"Aye," no more than a whisper from the lips of the body in the chair.

"What do you see?" Croft demanded.

"A strange sight, indeed. My own form, as in a reflecting water-pool, seated with downcast head, as wrapped in sleep."

"'Tis well," Croft spoke in answer and direction. "Await my company, Zud." He threw himself prone upon the couch and freed his own astral shell from Jasor's body by the effort of his will. An instant later he floated midway between the floor and ceiling at Zud's side. Below them, sat and reclined each body. There stood the table, still bearing food for the material body midway between couch and chair. Croft turned to his companion.

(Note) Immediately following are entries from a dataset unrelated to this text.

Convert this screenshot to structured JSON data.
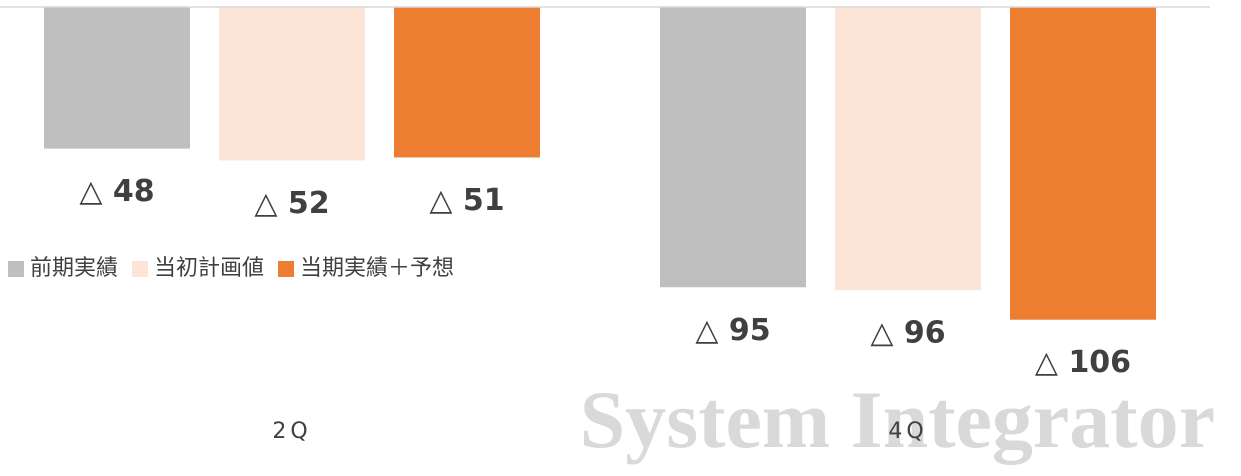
{
  "chart_data": {
    "type": "bar",
    "categories": [
      "2Q",
      "4Q"
    ],
    "series": [
      {
        "name": "前期実績",
        "color": "#bfbfbf",
        "values": [
          -48,
          -95
        ],
        "value_labels": [
          "△ 48",
          "△ 95"
        ]
      },
      {
        "name": "当初計画値",
        "color": "#fbe5d6",
        "values": [
          -52,
          -96
        ],
        "value_labels": [
          "△ 52",
          "△ 96"
        ]
      },
      {
        "name": "当期実績＋予想",
        "color": "#ed7d31",
        "values": [
          -51,
          -106
        ],
        "value_labels": [
          "△ 51",
          "△ 106"
        ]
      }
    ],
    "ylim": [
      -150,
      0
    ],
    "watermark": "System Integrator"
  }
}
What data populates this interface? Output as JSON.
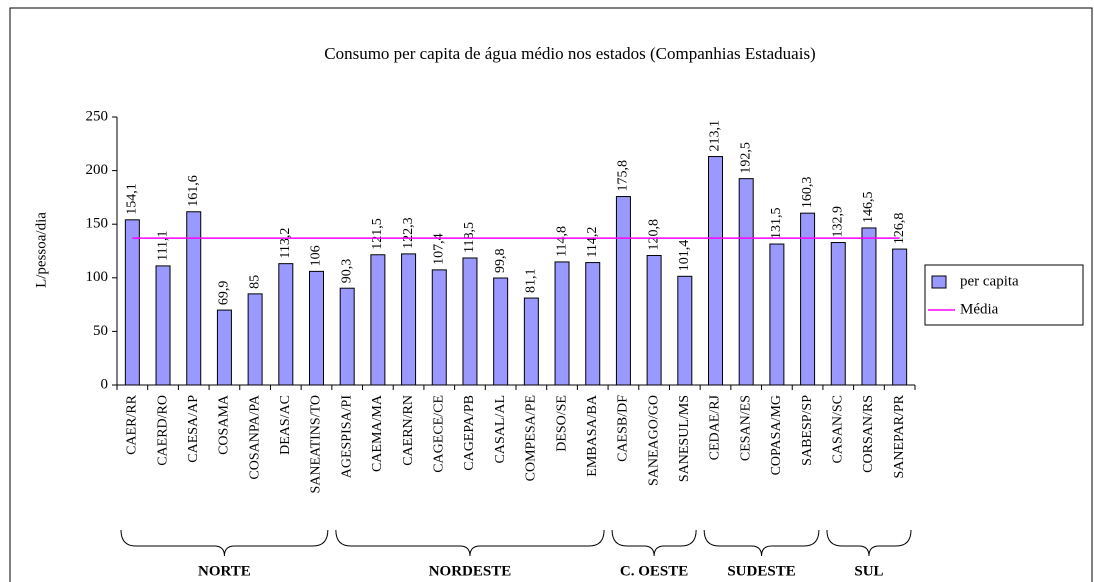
{
  "chart_data": {
    "type": "bar",
    "title": "Consumo per capita de água médio nos estados (Companhias Estaduais)",
    "y_label": "L/pessoa/dia",
    "categories": [
      "CAER/RR",
      "CAERD/RO",
      "CAESA/AP",
      "COSAMA",
      "COSANPA/PA",
      "DEAS/AC",
      "SANEATINS/TO",
      "AGESPISA/PI",
      "CAEMA/MA",
      "CAERN/RN",
      "CAGECE/CE",
      "CAGEPA/PB",
      "CASAL/AL",
      "COMPESA/PE",
      "DESO/SE",
      "EMBASA/BA",
      "CAESB/DF",
      "SANEAGO/GO",
      "SANESUL/MS",
      "CEDAE/RJ",
      "CESAN/ES",
      "COPASA/MG",
      "SABESP/SP",
      "CASAN/SC",
      "CORSAN/RS",
      "SANEPAR/PR"
    ],
    "series": [
      {
        "name": "per capita",
        "color": "#9999ff",
        "values": [
          154.1,
          111.1,
          161.6,
          69.9,
          85,
          113.2,
          106,
          90.3,
          121.5,
          122.3,
          107.4,
          118.5,
          99.8,
          81.1,
          114.8,
          114.2,
          175.8,
          120.8,
          101.4,
          213.1,
          192.5,
          131.5,
          160.3,
          132.9,
          146.5,
          126.8
        ],
        "value_labels": [
          "154,1",
          "111,1",
          "161,6",
          "69,9",
          "85",
          "113,2",
          "106",
          "90,3",
          "121,5",
          "122,3",
          "107,4",
          "118,5",
          "99,8",
          "81,1",
          "114,8",
          "114,2",
          "175,8",
          "120,8",
          "101,4",
          "213,1",
          "192,5",
          "131,5",
          "160,3",
          "132,9",
          "146,5",
          "126,8"
        ]
      },
      {
        "name": "Média",
        "color": "#ff00ff",
        "type": "line",
        "value": 137
      }
    ],
    "groups": [
      {
        "name": "NORTE",
        "size": 7
      },
      {
        "name": "NORDESTE",
        "size": 9
      },
      {
        "name": "C. OESTE",
        "size": 3
      },
      {
        "name": "SUDESTE",
        "size": 4
      },
      {
        "name": "SUL",
        "size": 3
      }
    ],
    "ylim": [
      0,
      250
    ],
    "yticks": [
      0,
      50,
      100,
      150,
      200,
      250
    ],
    "legend": "right"
  }
}
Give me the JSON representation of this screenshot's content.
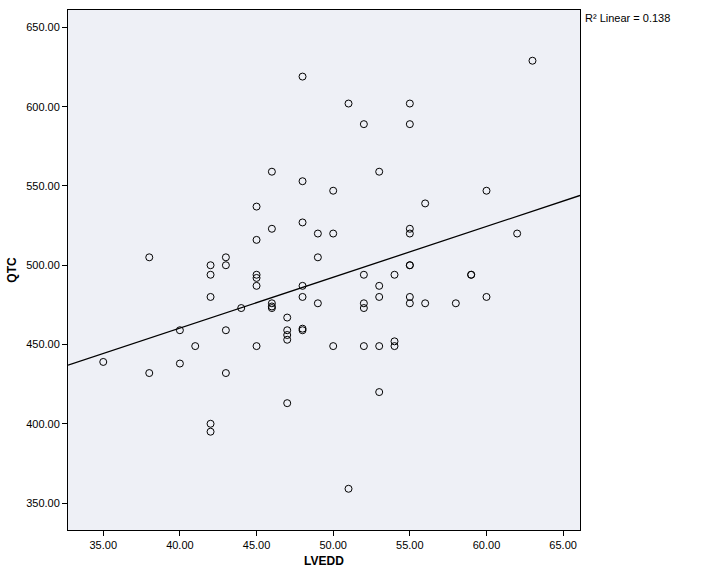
{
  "chart_data": {
    "type": "scatter",
    "x_label": "LVEDD",
    "y_label": "QTC",
    "annotation": "R² Linear = 0.138",
    "marker": "circle-open",
    "color": "#000000",
    "x": [
      35,
      38,
      38,
      40,
      40,
      41,
      42,
      42,
      42,
      42,
      42,
      43,
      43,
      43,
      43,
      44,
      45,
      45,
      45,
      45,
      45,
      45,
      46,
      46,
      46,
      46,
      46,
      47,
      47,
      47,
      47,
      47,
      48,
      48,
      48,
      48,
      48,
      48,
      48,
      49,
      49,
      49,
      50,
      50,
      50,
      51,
      51,
      52,
      52,
      52,
      52,
      52,
      53,
      53,
      53,
      53,
      53,
      54,
      54,
      54,
      55,
      55,
      55,
      55,
      55,
      55,
      55,
      55,
      56,
      56,
      58,
      59,
      59,
      60,
      60,
      62,
      63
    ],
    "values": [
      439,
      505,
      432,
      459,
      438,
      449,
      500,
      494,
      480,
      400,
      395,
      505,
      500,
      459,
      432,
      473,
      537,
      516,
      494,
      492,
      487,
      449,
      559,
      523,
      476,
      474,
      473,
      467,
      459,
      456,
      453,
      413,
      619,
      553,
      527,
      487,
      480,
      460,
      459,
      520,
      505,
      476,
      547,
      520,
      449,
      602,
      359,
      589,
      494,
      476,
      473,
      449,
      559,
      487,
      480,
      449,
      420,
      494,
      452,
      449,
      602,
      589,
      523,
      520,
      500,
      500,
      480,
      476,
      539,
      476,
      476,
      494,
      494,
      547,
      480,
      520,
      629
    ],
    "trend_line": {
      "x": [
        32.7,
        66.1
      ],
      "y": [
        437,
        544
      ]
    },
    "xlim": [
      32.7,
      66.1
    ],
    "ylim": [
      333,
      661
    ],
    "xticks": [
      {
        "value": 35,
        "label": "35.00"
      },
      {
        "value": 40,
        "label": "40.00"
      },
      {
        "value": 45,
        "label": "45.00"
      },
      {
        "value": 50,
        "label": "50.00"
      },
      {
        "value": 55,
        "label": "55.00"
      },
      {
        "value": 60,
        "label": "60.00"
      },
      {
        "value": 65,
        "label": "65.00"
      }
    ],
    "yticks": [
      {
        "value": 350,
        "label": "350.00"
      },
      {
        "value": 400,
        "label": "400.00"
      },
      {
        "value": 450,
        "label": "450.00"
      },
      {
        "value": 500,
        "label": "500.00"
      },
      {
        "value": 550,
        "label": "550.00"
      },
      {
        "value": 600,
        "label": "600.00"
      },
      {
        "value": 650,
        "label": "650.00"
      }
    ],
    "grid": false
  }
}
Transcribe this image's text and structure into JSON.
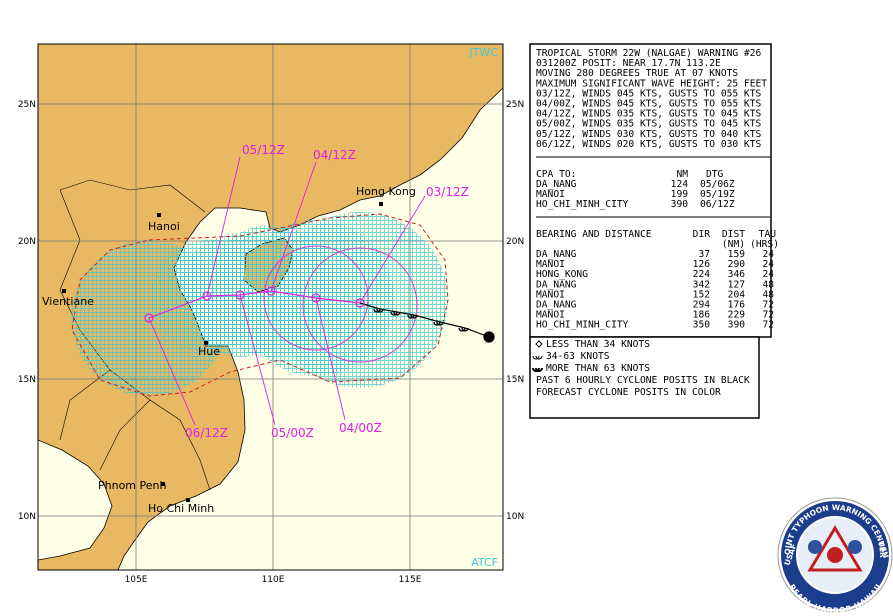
{
  "map": {
    "corner_labels": {
      "top": "JTWC",
      "bottom": "ATCF"
    },
    "lat_labels": [
      "25N",
      "20N",
      "15N",
      "10N"
    ],
    "lon_labels": [
      "105E",
      "110E",
      "115E"
    ],
    "places": [
      "Hanoi",
      "Vientiane",
      "Hue",
      "Hong Kong",
      "Phnom Penh",
      "Ho Chi Minh"
    ],
    "forecast_labels": [
      "05/12Z",
      "04/12Z",
      "03/12Z",
      "06/12Z",
      "05/00Z",
      "04/00Z"
    ]
  },
  "warning": {
    "lines": [
      "TROPICAL STORM 22W (NALGAE) WARNING #26",
      "031200Z POSIT: NEAR 17.7N 113.2E",
      "MOVING 280 DEGREES TRUE AT 07 KNOTS",
      "MAXIMUM SIGNIFICANT WAVE HEIGHT: 25 FEET",
      "03/12Z, WINDS 045 KTS, GUSTS TO 055 KTS",
      "04/00Z, WINDS 045 KTS, GUSTS TO 055 KTS",
      "04/12Z, WINDS 035 KTS, GUSTS TO 045 KTS",
      "05/00Z, WINDS 035 KTS, GUSTS TO 045 KTS",
      "05/12Z, WINDS 030 KTS, GUSTS TO 040 KTS",
      "06/12Z, WINDS 020 KTS, GUSTS TO 030 KTS"
    ],
    "cpa": {
      "headers": [
        "CPA TO:",
        "NM",
        "DTG"
      ],
      "rows": [
        [
          "DA_NANG",
          "124",
          "05/06Z"
        ],
        [
          "MANOI",
          "199",
          "05/19Z"
        ],
        [
          "HO_CHI_MINH_CITY",
          "390",
          "06/12Z"
        ]
      ]
    },
    "bearing": {
      "headers": [
        "BEARING AND DISTANCE",
        "DIR",
        "DIST",
        "TAU"
      ],
      "units": [
        "(NM)",
        "(HRS)"
      ],
      "rows": [
        [
          "DA_NANG",
          "37",
          "159",
          "24"
        ],
        [
          "MANOI",
          "126",
          "290",
          "24"
        ],
        [
          "HONG_KONG",
          "224",
          "346",
          "24"
        ],
        [
          "DA_NANG",
          "342",
          "127",
          "48"
        ],
        [
          "MANOI",
          "152",
          "204",
          "48"
        ],
        [
          "DA_NANG",
          "294",
          "176",
          "72"
        ],
        [
          "MANOI",
          "186",
          "229",
          "72"
        ],
        [
          "HO_CHI_MINH_CITY",
          "350",
          "390",
          "72"
        ]
      ]
    }
  },
  "legend": {
    "lines": [
      "LESS THAN 34 KNOTS",
      "34-63 KNOTS",
      "MORE THAN 63 KNOTS",
      "PAST 6 HOURLY CYCLONE POSITS IN BLACK",
      "FORECAST CYCLONE POSITS IN COLOR"
    ]
  },
  "logo": {
    "top": "JOINT TYPHOON WARNING CENTER",
    "bottom": "PEARL HARBOR HAWAII",
    "left": "USAF",
    "right": "USN"
  }
}
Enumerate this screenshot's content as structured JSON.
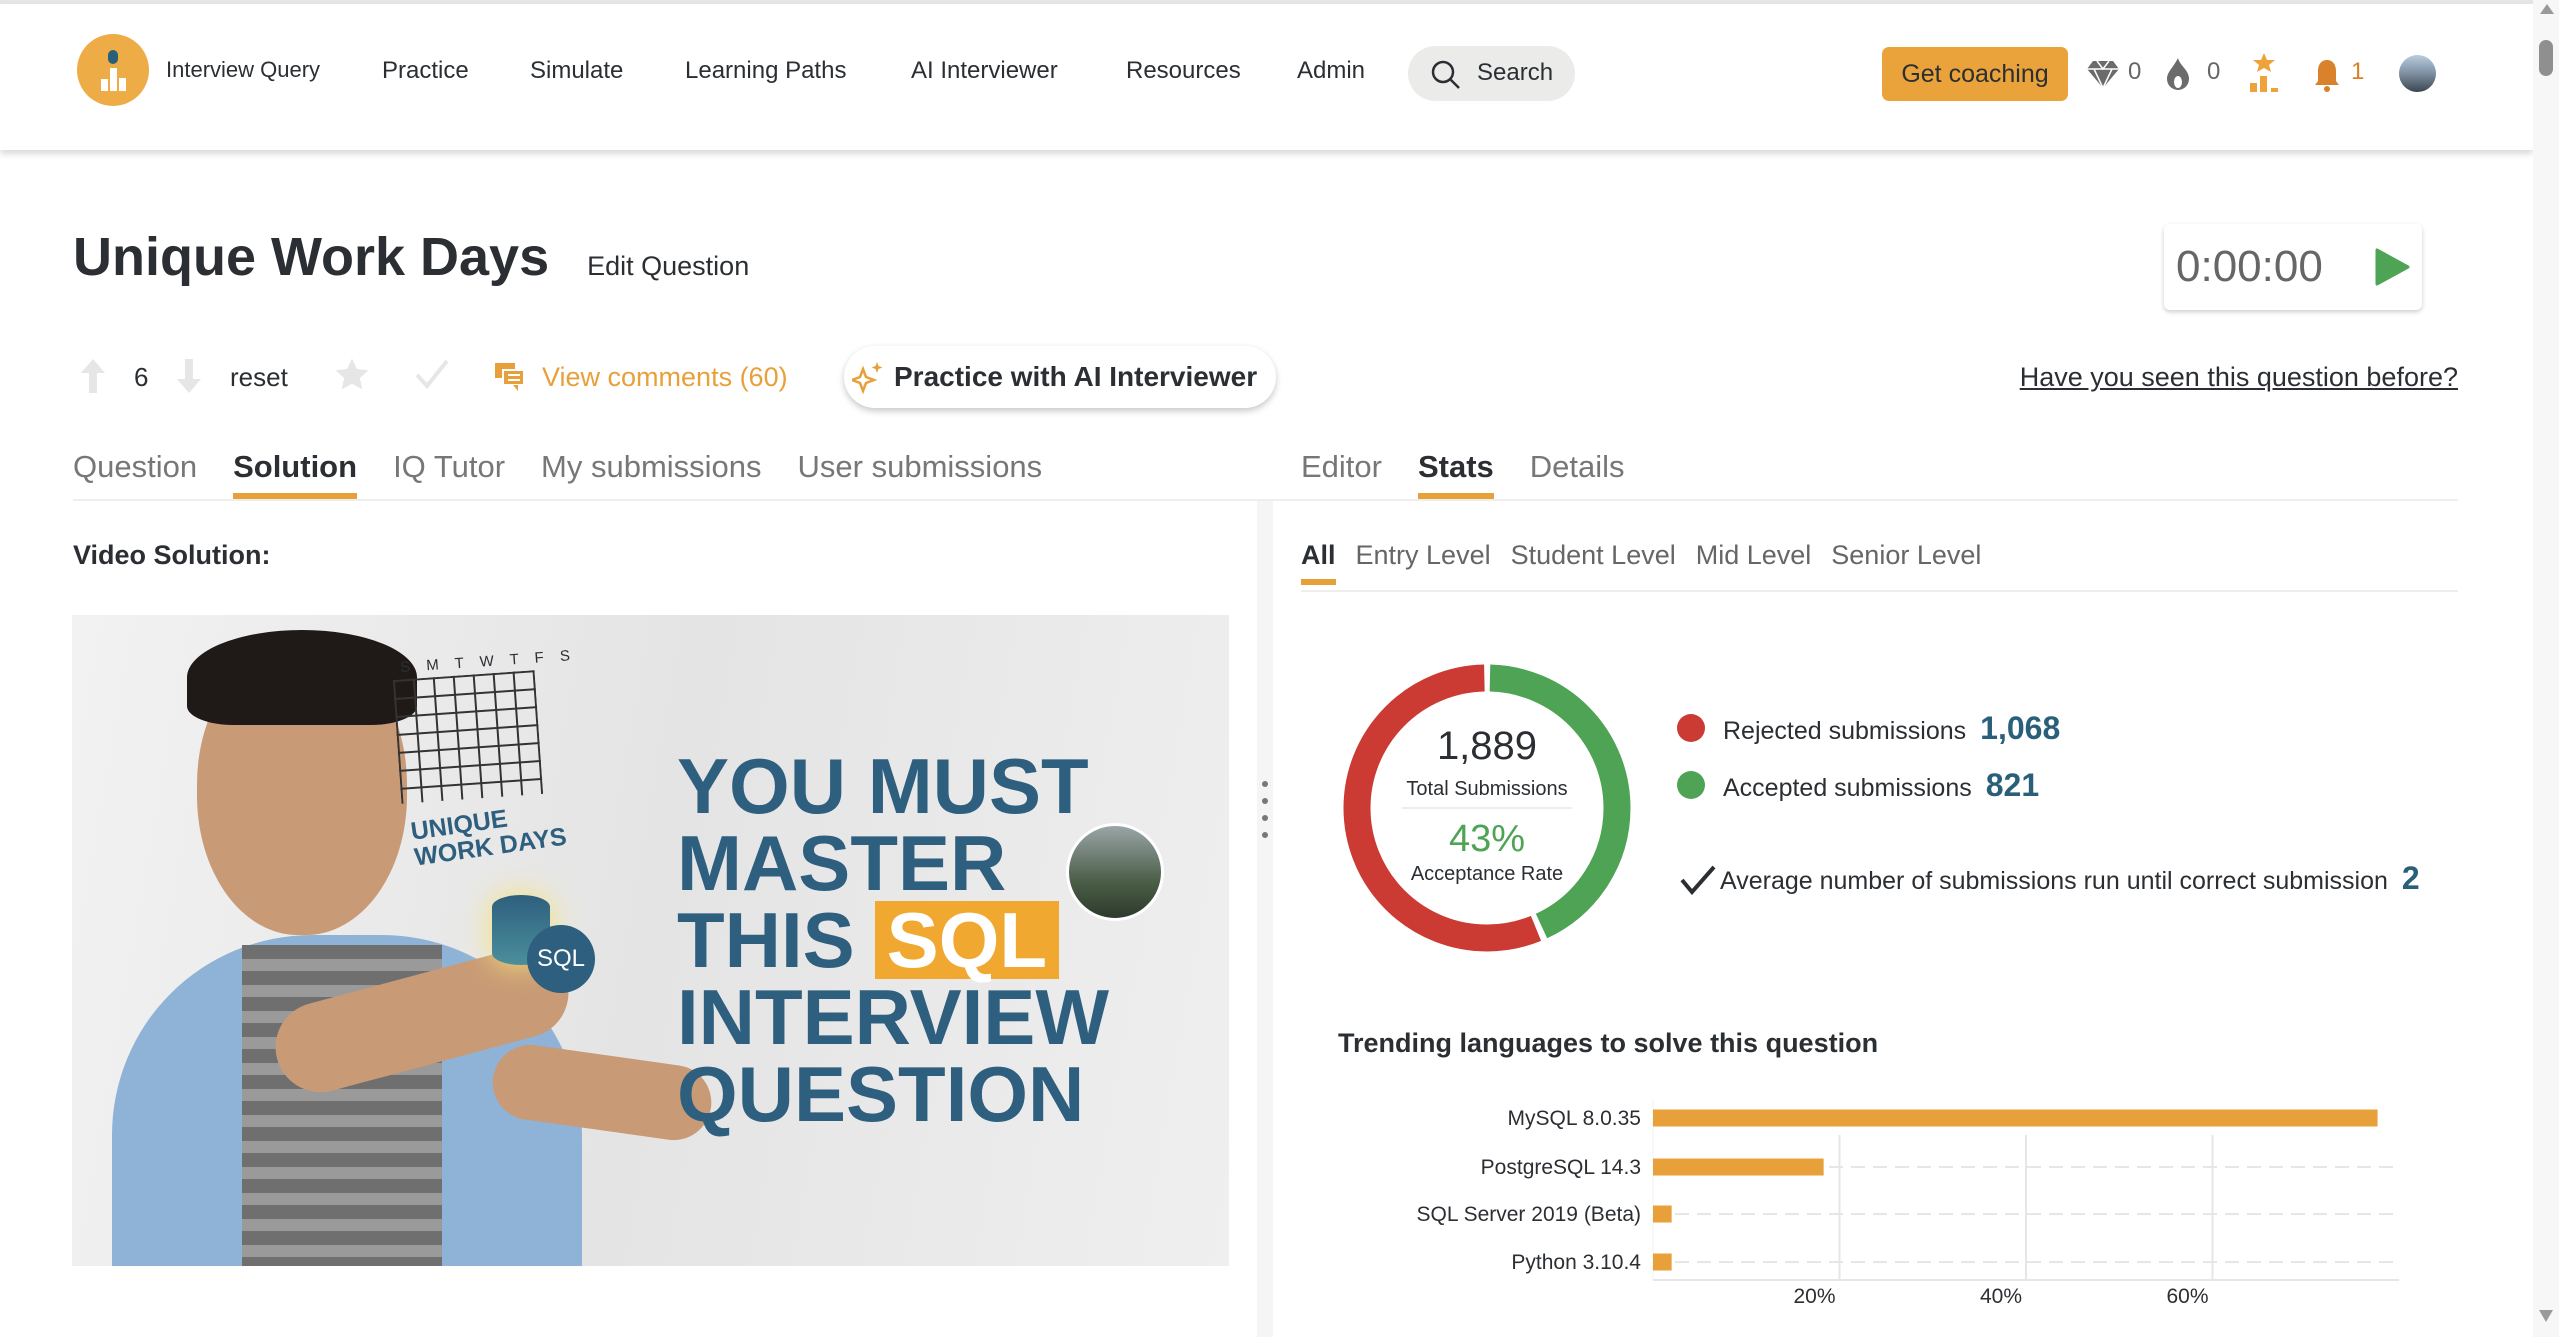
{
  "nav": {
    "brand": "Interview Query",
    "items": [
      "Practice",
      "Simulate",
      "Learning Paths",
      "AI Interviewer",
      "Resources",
      "Admin"
    ],
    "search_label": "Search",
    "coaching_label": "Get coaching",
    "gems": "0",
    "streak": "0",
    "notifications": "1",
    "accent": "#eaa33a"
  },
  "question": {
    "title": "Unique Work Days",
    "edit_label": "Edit Question",
    "timer": "0:00:00",
    "votes": "6",
    "reset_label": "reset",
    "comments_label": "View comments (60)",
    "ai_label": "Practice with AI Interviewer",
    "seen_label": "Have you seen this question before?"
  },
  "left_tabs": [
    "Question",
    "Solution",
    "IQ Tutor",
    "My submissions",
    "User submissions"
  ],
  "right_tabs": [
    "Editor",
    "Stats",
    "Details"
  ],
  "video": {
    "heading": "Video Solution:",
    "thumb_lines": [
      "YOU MUST",
      "MASTER",
      "THIS",
      "SQL",
      "INTERVIEW",
      "QUESTION"
    ],
    "thumb_tag": "UNIQUE WORK DAYS",
    "thumb_badge": "SQL",
    "calendar_days": "S M T W T F S"
  },
  "level_tabs": [
    "All",
    "Entry Level",
    "Student Level",
    "Mid Level",
    "Senior Level"
  ],
  "stats": {
    "total": "1,889",
    "total_label": "Total Submissions",
    "rate": "43%",
    "rate_label": "Acceptance Rate",
    "rejected_label": "Rejected submissions",
    "rejected": "1,068",
    "accepted_label": "Accepted submissions",
    "accepted": "821",
    "avg_label": "Average number of submissions run until correct submission",
    "avg": "2",
    "colors": {
      "rejected": "#cc3a34",
      "accepted": "#4ea454"
    }
  },
  "chart_data": {
    "type": "bar",
    "orientation": "horizontal",
    "title": "Trending languages to solve this question",
    "categories": [
      "MySQL 8.0.35",
      "PostgreSQL 14.3",
      "SQL Server 2019 (Beta)",
      "Python 3.10.4"
    ],
    "values": [
      77.7,
      18.3,
      2,
      2
    ],
    "unit": "%",
    "xlim": [
      0,
      80
    ],
    "ticks": [
      "20%",
      "40%",
      "60%"
    ],
    "grid": true,
    "color": "#e8a03a"
  }
}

And now all communication was on the astral plane, without sound, yet by a none less evident diffusion of conscious vibration.

"Thou seest?" he queried with a smile.

"Aye," the answer came to him from Zud's wraith—that strange replica of his earthly form, implacable, invisible to any save Croft's and his own eyes, which hung there between the floor of the apartment and the burnished roof, weaving to and fro, in each intangible current of the air, swaying and billowing, like a wind-stirred effigy in smoke. "Aye, lord, I see, and am filled with amazement."

"Thou seest but the first step as yet," Croft told him. "Come!"


There was an open embrasure in the pyramid wall. Through it Croft willed himself, and seizing the thin arm of the weird form beside him, dragged it along. They shot out and up through a sun-filled air—out and up and up. The pyramid lay beneath them, the snow-white temple of Zitu glinting in dazzling fashion on its top. East, west, north and south Zitra lay spread to their sight, with its houses, its palaces and hovels, the ringing circumference of its mighty walls. Its harbor studded with sails was all asparkle in the sunlight, and beyond that the bosom of the central ocean rose and fell slowly like the breast of a woman asleep.

"Lord! Lord!" Croft sensed that the high priest gasped again in his emotions at least.